Concussions in Kids On the Rise: New AAP Guidelines Issued

Concussions in Kids On the Rise: New AAP Guidelines Issued

Concussions (and traumatic brain injuries, or TBIs) resulting while children are at play are extremely serious events — something that we’ve posted about periodically because efforts to prevent these life-altering events don’t seem to get enough attention.   Maybe things are changing.

New Guidelines for Concussions in Kids Issued Today

The American Association of Pediatrics has issued new Guidelines for head injuries in kids, focusing upon sports-related concussions.  The complete study, “Emergency Department Visits for Concussion in Young Child Athletes,” appears in Pediatrics magazine (available online today).

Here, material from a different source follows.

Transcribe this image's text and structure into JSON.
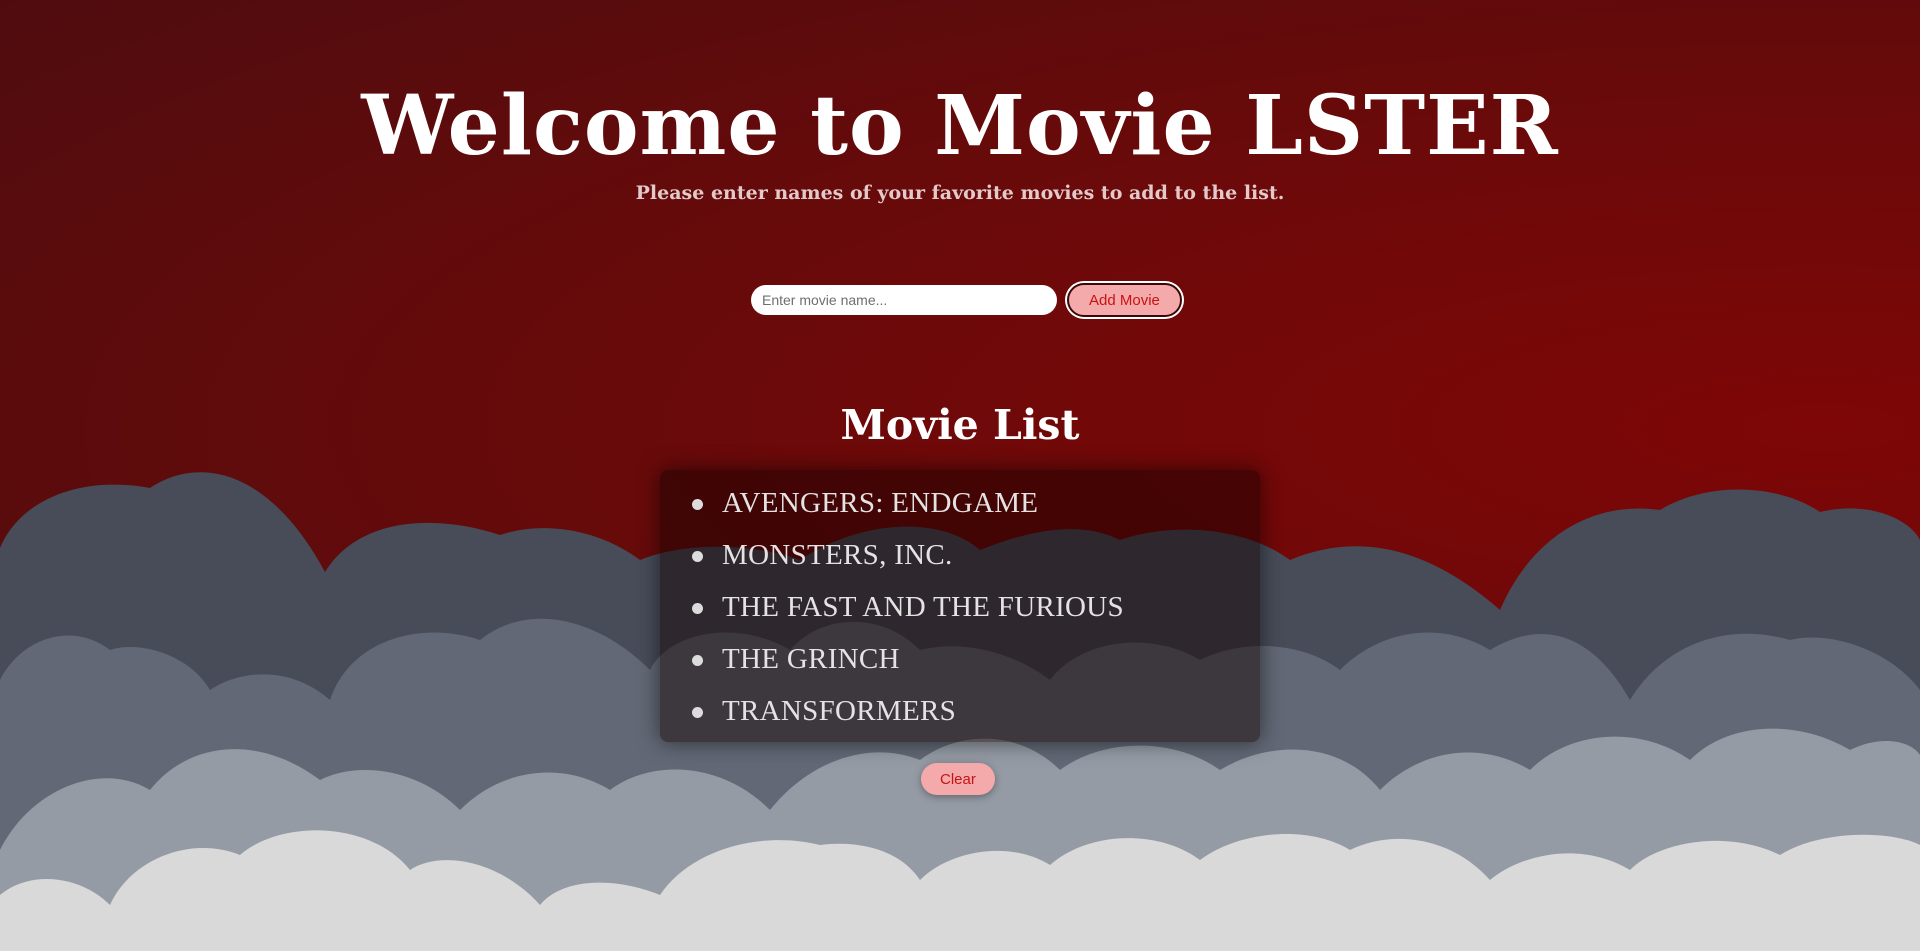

The new Guidelines are as follows (emphasis added):

  • Children or adolescents who sustain a concussion should always be evaluated by a physician and receive medical clearance before returning to play.
  • After a concussion, all athletes should be restricted from physical activity until they are asymptomatic at rest and with exertion.
  • Physical and cognitive exertion, such as homework, playing video games, using a computer or watching TV may worsen symptoms.
  • Symptoms of a concussion usually resolve in 7 to 10 days, but some athletes may take weeks or months to fully recover.
  • Neuropsychological testing can provide objective data to athletes and their families, but testing is just one step in the complete management of a sport-related concussion.
  • There is no evidence proving the safety or efficacy of any medication in the treatment of a concussion.
  • Retirement from contact sports should be considered for an athlete who has sustained multiple concussions, or who has suffered post-concussive symptoms for more than three months.

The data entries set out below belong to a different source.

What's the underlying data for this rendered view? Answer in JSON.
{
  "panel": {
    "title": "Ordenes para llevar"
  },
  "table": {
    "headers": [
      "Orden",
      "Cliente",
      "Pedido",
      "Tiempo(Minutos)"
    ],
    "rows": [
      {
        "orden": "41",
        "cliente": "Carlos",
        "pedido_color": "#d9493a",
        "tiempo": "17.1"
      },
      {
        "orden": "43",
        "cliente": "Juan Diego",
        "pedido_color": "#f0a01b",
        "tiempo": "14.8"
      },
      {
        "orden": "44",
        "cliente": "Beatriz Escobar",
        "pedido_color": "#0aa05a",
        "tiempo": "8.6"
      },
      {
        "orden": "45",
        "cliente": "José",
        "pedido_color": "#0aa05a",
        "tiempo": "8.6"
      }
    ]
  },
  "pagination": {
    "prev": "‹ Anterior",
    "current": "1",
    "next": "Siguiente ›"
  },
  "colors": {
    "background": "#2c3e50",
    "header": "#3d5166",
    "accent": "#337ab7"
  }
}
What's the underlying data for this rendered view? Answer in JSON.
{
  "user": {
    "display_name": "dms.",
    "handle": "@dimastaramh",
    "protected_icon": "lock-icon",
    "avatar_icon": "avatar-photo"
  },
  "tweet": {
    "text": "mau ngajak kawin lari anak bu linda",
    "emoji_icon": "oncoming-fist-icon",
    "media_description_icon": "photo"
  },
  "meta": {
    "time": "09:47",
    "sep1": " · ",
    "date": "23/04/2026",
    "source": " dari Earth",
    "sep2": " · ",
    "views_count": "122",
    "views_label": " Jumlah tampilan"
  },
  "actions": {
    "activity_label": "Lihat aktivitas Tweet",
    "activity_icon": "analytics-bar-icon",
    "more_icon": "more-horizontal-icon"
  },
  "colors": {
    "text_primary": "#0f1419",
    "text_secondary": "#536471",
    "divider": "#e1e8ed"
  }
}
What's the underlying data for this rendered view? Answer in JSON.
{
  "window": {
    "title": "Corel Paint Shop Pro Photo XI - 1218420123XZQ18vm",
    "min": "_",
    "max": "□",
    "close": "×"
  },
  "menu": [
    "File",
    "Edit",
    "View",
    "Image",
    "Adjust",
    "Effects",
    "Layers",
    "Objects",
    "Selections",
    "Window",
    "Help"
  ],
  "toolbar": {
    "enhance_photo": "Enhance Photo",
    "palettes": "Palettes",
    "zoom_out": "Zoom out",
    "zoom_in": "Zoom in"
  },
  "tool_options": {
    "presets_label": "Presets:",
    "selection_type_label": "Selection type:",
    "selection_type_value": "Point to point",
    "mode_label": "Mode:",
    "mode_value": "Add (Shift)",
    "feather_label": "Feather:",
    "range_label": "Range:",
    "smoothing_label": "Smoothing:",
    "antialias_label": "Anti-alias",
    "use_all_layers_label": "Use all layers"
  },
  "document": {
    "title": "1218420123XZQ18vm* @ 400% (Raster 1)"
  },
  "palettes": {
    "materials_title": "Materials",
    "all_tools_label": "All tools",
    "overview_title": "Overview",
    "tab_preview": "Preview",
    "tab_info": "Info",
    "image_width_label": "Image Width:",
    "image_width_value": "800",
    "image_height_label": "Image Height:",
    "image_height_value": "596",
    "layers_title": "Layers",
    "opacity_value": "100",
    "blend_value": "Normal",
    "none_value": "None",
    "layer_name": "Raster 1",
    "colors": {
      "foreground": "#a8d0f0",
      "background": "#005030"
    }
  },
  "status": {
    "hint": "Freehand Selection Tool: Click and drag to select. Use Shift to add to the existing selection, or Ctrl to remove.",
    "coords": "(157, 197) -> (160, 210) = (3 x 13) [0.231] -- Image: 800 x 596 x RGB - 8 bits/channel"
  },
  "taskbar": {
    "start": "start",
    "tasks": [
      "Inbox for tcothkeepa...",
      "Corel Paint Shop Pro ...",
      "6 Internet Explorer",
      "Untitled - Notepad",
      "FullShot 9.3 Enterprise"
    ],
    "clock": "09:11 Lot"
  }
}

How can you tell if your child has suffered a concussion?

According to the Mayo Clinic, children that are old enough to communicate with you should be monitored for the following symptoms of concussion:

  • Confusion
  • Amnesia
  • Headache
  • Dizziness
  • Ringing in the ears
  • Nausea
  • Vomiting
  • Slurred speech
  • Fatigue
  • Memory or concentration problems
  • Sensitivity to light and noise
  • Sleep disturbances
  • Irritability
  • Depression

Non-verbal clues that young children (infants, pre-K) may be suffering from a concussion include:

  • Listlessness
  • Tiring easily
  • Irritability
  • Crankiness
  • Change in eating patterns
  • Change in sleeping patterns
  • Lack of interest in favorite toys
  • Loss of balance, unsteady walking

Better to Be Safe Than Sorry — Get Your Child Seen by the Doctor Pronto

If you suspect that your child may be suffering from a concussion, it’s better to be safe than sorry.  Get your son or daughter to a doctor and have them checked out — and until it’s ruled out, it’s better to assume that they are injured than to ignore symptoms and ask the child to “shake it off.”

Head injuries are very serious and can all too often be permanent, life-altering events.  You can’t be too careful here.